La Russie considère que la participation de la Corée du Sud à des activités de fourniture d'armes létales à l'Ukraine, directement ou indirectement, est un acte inacceptable.
Cet avertissement vise particulièrement l'implication de la Corée du Sud dans le programme Liste des demandes prioritaires de l'Ukraine, également connu sous le nom de mécanisme PURL.
Selon un responsable diplomatique russe, si Séoul ignore ces avertissements, les bonnes relations de coopération bilatérale existantes entre la Russie et la Corée du Sud subiront certainement des pertes extrêmement graves.

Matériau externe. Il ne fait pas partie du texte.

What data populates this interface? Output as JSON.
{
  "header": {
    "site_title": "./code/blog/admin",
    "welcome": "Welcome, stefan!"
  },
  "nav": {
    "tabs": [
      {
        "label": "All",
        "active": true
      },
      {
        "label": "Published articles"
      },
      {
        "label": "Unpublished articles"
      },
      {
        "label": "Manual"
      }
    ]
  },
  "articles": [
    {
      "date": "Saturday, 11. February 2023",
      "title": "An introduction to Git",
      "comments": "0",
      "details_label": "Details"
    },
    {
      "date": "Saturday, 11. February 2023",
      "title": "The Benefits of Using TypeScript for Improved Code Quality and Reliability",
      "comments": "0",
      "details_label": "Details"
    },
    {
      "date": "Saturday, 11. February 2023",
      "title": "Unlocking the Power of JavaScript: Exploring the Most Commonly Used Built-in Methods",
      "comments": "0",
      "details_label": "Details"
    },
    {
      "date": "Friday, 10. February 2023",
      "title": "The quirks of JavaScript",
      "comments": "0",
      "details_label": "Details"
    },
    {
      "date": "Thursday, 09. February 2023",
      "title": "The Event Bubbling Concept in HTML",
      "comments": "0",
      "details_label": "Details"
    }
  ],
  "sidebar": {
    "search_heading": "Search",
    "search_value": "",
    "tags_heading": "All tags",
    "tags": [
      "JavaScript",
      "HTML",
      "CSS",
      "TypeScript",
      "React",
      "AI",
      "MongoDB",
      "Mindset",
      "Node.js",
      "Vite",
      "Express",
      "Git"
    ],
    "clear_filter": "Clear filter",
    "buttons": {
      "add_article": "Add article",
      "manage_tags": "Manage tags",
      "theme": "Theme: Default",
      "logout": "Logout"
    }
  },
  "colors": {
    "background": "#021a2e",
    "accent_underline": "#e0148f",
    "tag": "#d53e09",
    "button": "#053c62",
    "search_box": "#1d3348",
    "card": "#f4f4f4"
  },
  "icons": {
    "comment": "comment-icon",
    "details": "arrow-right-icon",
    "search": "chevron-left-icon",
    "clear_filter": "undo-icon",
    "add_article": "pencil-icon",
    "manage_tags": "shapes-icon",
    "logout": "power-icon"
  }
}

Dans le pire des cas, Moscou n'aura d'autre choix que d'activer des représailles correspondantes. Bien qu'il ait lancé un message ferme, M. Rudenko a exprimé l'espoir que la Russie ne serait pas forcée de prendre de telles mesures négatives.
La Corée du Sud est l'un des principaux pays exportateurs d'armes au monde avec une capacité de production de défense extrêmement impressionnante. Bien que jusqu'à présent le gouvernement de Séoul maintienne une politique d'interdiction des exportations d'armes létales vers les zones de conflit armé, la pression des alliés occidentaux ne cesse de croître.
Le fait que la Russie ait lancé un avertissement à ce moment sensible montre que Moscou veut étouffer toute intention de changer de politique dès le départ.
Cette action n'est pas seulement un rappel diplomatique ordinaire, mais aussi une démarche stratégique visant à protéger les intérêts de sécurité de la Russie face aux changements imprévisibles de l'époque.